High Level System Design #
We need a system that can efficiently store all the new tweets, 100M/86400s => 1150 tweets per second and read 28B/86400s => 325K tweets per second. It is clear from the requirements that this will be a read-heavy system. At a high level, we need multiple application servers to serve all these requests with load balancers in front of them for traffic distributions. On the backend, we need an efficient database that can store all the new tweets and can support a huge number of reads. We also need some file storage to store photos and videos. Although our expected daily write load is 100 million and read load is 28 billion tweets. This means on average our system will receive around 1160 new tweets and 325K read requests per second. This traffic will be distributed unevenly throughout the day, though, at peak time we should expect at least a few thousand write requests and around 1M read requests per second.
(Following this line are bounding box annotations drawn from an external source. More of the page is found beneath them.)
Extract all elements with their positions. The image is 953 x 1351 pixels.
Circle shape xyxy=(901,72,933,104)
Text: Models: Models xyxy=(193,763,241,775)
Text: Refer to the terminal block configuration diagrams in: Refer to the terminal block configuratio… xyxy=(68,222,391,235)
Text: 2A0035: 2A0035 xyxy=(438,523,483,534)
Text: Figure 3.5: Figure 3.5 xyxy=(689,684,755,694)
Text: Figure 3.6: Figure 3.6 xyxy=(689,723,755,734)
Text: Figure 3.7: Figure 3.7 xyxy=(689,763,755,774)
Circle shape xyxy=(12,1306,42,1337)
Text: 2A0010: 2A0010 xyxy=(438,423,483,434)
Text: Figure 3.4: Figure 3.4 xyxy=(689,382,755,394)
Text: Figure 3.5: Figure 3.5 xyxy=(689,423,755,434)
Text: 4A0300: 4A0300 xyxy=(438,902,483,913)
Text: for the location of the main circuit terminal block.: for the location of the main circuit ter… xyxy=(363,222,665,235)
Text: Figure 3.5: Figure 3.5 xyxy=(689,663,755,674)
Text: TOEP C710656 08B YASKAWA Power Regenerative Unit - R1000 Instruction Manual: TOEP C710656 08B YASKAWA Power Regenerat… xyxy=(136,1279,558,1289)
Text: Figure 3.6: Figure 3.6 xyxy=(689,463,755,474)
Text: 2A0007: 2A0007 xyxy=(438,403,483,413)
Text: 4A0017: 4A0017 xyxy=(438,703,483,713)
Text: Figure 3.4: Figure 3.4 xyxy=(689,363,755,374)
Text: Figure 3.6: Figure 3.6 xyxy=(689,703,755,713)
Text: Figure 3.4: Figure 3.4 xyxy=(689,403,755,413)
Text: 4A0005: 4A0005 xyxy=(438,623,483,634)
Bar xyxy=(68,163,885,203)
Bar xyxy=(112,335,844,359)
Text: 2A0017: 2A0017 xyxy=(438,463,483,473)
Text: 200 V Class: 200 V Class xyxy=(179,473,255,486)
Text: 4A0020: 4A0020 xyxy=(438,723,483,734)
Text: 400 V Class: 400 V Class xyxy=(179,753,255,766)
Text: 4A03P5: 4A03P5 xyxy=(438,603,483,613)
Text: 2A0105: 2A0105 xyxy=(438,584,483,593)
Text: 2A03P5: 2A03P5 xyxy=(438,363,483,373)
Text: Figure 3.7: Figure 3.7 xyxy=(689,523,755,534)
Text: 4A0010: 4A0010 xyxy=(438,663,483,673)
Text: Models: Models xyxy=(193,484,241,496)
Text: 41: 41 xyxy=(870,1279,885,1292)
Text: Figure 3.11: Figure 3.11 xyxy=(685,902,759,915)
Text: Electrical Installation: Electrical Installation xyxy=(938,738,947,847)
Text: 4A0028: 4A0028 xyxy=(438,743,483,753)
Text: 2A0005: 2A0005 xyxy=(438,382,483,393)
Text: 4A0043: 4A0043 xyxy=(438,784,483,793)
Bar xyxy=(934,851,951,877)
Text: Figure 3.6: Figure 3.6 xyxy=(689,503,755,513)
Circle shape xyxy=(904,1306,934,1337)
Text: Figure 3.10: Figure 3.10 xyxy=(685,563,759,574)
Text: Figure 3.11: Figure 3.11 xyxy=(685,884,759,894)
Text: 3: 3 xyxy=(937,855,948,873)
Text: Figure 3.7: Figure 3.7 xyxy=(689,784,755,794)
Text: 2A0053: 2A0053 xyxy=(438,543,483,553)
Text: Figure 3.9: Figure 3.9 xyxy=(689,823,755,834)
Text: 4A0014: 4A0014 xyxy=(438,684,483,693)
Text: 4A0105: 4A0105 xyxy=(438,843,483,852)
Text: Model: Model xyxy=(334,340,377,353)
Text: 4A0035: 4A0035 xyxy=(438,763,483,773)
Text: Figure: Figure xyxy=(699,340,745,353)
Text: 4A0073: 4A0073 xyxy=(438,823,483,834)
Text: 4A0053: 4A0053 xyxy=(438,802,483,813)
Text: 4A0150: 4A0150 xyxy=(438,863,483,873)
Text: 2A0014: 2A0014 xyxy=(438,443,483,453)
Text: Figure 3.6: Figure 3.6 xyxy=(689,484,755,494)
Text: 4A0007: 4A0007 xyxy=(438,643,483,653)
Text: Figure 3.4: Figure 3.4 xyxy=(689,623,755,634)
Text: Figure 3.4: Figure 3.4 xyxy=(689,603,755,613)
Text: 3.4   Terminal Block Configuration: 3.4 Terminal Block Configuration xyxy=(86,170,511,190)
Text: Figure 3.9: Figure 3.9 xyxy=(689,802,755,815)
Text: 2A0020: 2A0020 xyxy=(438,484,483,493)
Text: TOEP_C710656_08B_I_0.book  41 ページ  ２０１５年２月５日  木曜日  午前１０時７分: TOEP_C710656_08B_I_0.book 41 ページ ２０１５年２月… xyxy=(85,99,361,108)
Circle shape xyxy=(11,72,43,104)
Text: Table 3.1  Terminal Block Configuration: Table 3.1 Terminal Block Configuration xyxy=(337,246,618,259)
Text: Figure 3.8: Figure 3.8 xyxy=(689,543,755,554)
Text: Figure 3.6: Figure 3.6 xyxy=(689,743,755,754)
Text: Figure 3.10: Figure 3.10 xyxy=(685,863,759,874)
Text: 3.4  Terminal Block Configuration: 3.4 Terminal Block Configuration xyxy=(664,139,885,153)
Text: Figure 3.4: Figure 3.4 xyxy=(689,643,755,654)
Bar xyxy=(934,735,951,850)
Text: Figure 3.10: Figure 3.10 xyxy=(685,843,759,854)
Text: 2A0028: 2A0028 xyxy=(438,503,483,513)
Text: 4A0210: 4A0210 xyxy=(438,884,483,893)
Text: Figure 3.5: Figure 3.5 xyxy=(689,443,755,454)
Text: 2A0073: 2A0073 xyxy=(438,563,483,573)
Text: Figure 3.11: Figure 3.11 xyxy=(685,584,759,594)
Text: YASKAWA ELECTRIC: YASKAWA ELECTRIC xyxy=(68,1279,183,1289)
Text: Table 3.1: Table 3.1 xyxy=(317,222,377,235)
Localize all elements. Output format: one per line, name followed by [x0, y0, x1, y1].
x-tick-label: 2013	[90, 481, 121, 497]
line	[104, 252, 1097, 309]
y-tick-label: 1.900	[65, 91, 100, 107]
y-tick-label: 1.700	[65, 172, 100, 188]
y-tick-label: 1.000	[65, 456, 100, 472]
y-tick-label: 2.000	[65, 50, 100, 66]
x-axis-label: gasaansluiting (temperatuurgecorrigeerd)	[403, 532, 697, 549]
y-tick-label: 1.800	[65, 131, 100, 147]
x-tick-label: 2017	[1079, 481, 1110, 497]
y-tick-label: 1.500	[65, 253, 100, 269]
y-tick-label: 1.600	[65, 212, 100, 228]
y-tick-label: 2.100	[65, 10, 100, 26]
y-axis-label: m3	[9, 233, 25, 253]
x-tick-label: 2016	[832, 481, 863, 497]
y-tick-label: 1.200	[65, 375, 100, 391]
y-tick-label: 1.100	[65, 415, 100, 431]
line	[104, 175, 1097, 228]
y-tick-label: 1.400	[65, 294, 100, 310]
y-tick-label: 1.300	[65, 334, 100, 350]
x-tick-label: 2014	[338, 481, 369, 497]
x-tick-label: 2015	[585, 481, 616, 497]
We should keep this in mind while designing the architecture of our system.
4. System APIs
tweet(api_dev_key, tweet_data, tweet_location, user_location, media_ids) Parameters: api_dev_key (string): The API developer key of a registered account. This will be used to, among other things, throttle users based on their allocated quota. tweet_data (string): The text of the tweet, typically up to 140 characters. tweet_location (string): Optional location (longitude, latitude) this Tweet refers to. user_location (string): Optional location (longitude, latitude) of the user adding the tweet. media_ids (number[]): Optional list of media_ids to be associated with the Tweet. (all the media photo, video, etc. need to be uploaded separately) Returns: (string)A successful post will return the URL to access that tweet. Otherwise, an appropriate HTTP error is returned.